Thursday, March 3, 2011

Grace-based Pride

Thursday 3/3/2011 4:36 AM
A couple of weeks ago I committed to change the inner voice I hear that tells me I am not good enough.  Over the past couple of weeks I have had a few times where I have been successful at this but the majority of the time I make some disparaging remark about myself.  The good news is that I recognize that I did it immediately afterward and see that I need to slow down my response time so I have a chance to think about what I will verbalize rather than simply reacting.

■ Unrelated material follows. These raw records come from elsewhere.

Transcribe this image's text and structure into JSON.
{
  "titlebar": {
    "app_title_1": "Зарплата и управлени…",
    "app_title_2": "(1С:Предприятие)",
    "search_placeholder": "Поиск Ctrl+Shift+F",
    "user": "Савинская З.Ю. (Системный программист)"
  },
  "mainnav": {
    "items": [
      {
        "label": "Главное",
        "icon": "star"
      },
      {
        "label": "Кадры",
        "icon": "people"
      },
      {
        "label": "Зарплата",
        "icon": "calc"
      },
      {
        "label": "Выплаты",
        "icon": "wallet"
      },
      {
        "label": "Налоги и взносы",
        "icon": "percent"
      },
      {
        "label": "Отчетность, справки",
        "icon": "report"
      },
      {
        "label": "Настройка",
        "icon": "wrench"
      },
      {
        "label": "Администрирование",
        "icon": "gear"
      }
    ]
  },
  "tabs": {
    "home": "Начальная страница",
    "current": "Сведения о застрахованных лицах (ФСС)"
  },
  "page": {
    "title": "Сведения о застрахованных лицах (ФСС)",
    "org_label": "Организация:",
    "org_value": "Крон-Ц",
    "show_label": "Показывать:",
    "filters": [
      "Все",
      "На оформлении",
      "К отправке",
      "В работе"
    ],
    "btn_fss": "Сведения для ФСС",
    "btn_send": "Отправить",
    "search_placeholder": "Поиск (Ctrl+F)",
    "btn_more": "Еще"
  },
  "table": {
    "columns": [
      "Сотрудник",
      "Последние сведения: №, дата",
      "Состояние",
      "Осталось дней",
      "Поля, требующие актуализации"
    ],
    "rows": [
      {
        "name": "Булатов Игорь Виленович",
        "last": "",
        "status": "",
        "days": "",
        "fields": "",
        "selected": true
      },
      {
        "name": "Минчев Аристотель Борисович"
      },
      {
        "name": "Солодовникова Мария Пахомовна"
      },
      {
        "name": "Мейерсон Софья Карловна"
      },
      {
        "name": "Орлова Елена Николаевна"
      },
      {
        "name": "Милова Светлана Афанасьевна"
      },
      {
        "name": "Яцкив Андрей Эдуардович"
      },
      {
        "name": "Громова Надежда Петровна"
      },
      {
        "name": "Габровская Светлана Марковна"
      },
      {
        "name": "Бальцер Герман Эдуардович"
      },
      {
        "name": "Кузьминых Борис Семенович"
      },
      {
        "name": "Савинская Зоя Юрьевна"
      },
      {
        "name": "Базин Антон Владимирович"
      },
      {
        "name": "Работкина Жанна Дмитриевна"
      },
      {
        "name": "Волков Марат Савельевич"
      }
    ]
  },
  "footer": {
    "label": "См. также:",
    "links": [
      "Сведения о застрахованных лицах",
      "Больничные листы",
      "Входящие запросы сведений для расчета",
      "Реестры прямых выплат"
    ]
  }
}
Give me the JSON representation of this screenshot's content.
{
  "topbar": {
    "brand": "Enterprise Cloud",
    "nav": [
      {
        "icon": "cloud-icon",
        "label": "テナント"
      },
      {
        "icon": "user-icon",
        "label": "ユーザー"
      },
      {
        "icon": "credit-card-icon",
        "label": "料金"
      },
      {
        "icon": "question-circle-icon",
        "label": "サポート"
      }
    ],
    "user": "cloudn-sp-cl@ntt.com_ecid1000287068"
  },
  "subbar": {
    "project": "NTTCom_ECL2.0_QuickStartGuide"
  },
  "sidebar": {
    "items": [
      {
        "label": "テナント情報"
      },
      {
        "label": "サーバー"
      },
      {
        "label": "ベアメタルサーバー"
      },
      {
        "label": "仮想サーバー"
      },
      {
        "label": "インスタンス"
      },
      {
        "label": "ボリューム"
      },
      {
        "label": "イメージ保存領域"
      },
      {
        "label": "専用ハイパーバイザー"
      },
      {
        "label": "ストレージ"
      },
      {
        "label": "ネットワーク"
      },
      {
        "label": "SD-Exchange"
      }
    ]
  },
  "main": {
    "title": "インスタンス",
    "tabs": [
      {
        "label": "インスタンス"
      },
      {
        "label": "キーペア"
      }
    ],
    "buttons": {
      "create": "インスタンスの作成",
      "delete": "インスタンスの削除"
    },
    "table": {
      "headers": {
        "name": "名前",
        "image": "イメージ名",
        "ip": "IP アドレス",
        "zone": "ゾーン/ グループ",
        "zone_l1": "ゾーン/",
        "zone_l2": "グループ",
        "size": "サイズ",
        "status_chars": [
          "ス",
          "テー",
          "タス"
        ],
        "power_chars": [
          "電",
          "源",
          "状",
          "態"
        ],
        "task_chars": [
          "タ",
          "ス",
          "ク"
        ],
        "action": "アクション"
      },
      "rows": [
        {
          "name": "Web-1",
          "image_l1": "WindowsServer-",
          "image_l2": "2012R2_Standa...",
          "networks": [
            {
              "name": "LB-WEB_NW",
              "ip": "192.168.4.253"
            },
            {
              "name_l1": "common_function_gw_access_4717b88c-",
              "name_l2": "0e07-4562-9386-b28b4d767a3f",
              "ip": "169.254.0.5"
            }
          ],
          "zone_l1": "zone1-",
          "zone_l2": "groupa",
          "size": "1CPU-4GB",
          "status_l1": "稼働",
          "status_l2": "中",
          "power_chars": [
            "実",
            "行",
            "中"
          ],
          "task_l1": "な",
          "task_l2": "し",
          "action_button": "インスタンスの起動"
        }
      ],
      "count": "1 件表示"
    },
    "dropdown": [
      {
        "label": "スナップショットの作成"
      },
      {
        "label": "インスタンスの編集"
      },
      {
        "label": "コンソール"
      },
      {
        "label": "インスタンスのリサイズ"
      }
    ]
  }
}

Today I read 2 Samuel 22:30, David’s response after successfully defeating the Philistines, “With your help I can advance against a troop; with my God I can scale a wall.”  Lewis Smedes makes some interesting observations that I should take to heart.  “A person who has experienced grace knows that what she is and what she has are gifts from God, so when she feels pride, she feels gratitude with the same impulse.  We could put the difference between graceless arrogance and grace-based pride this way: arrogance is pride without gratitude, while grace-given pride is nothing but gratitude.  A person with hubris thinks he is God.  A person with grace-based pride thanks his God.  Grace-based pride is a kind of elation, especially about something we have accomplished.  When we feel elation, we simply must share it; we have to show somebody what we have done so they can share our pride.”
Growing up I was always under the impression that pride was a bad thing and humility was to be sought out.  Verses like James 4:6, “God opposes the proud but gives grace to the humble,” affirmed that point of view, so when I hear the phrase grace-based pride it seems oxymoronic.  The kind of elation described by Smedes is something I experience when I have accomplished something but I have always seen it as something negative instead of something positive.  Last week I received a copy of the article that will be printed in next month’s Math Teacher magazine.  I am proud of that accomplishment and I would like to share it with my colleagues and friends.  I recognize that the patterns I discovered, which generated the article, and the ability I had to discover the patterns were both made and given by God so I should be able to experience the grace-based pride Smedes describes.  But something inside me says that to mention it would be bragging and I would be trying to show off.  As a consequence I don’t say anything and I feel frustrated rather than elated.
David recognized that God gave him the ability to advance against a troop and to scale a wall and was also able to celebrate his accomplishments with others.  I would like to experience that same celebratory feeling without the tinge of guilt for being proud of what I have done.  However, the habits of a lifetime die hard.  My assigned reading today included Isaiah 58:8, a single verse removed from its context of what constitutes true fasting.  It says, “Then your light will break forth like the dawn, and your healing will quickly appear.”  This morning God used that verse to give me hope that the light of God’s goodness will break forth in my life and that I can be healed from the feelings of frustration that are my constant companions to experience the elation of grace-based pride.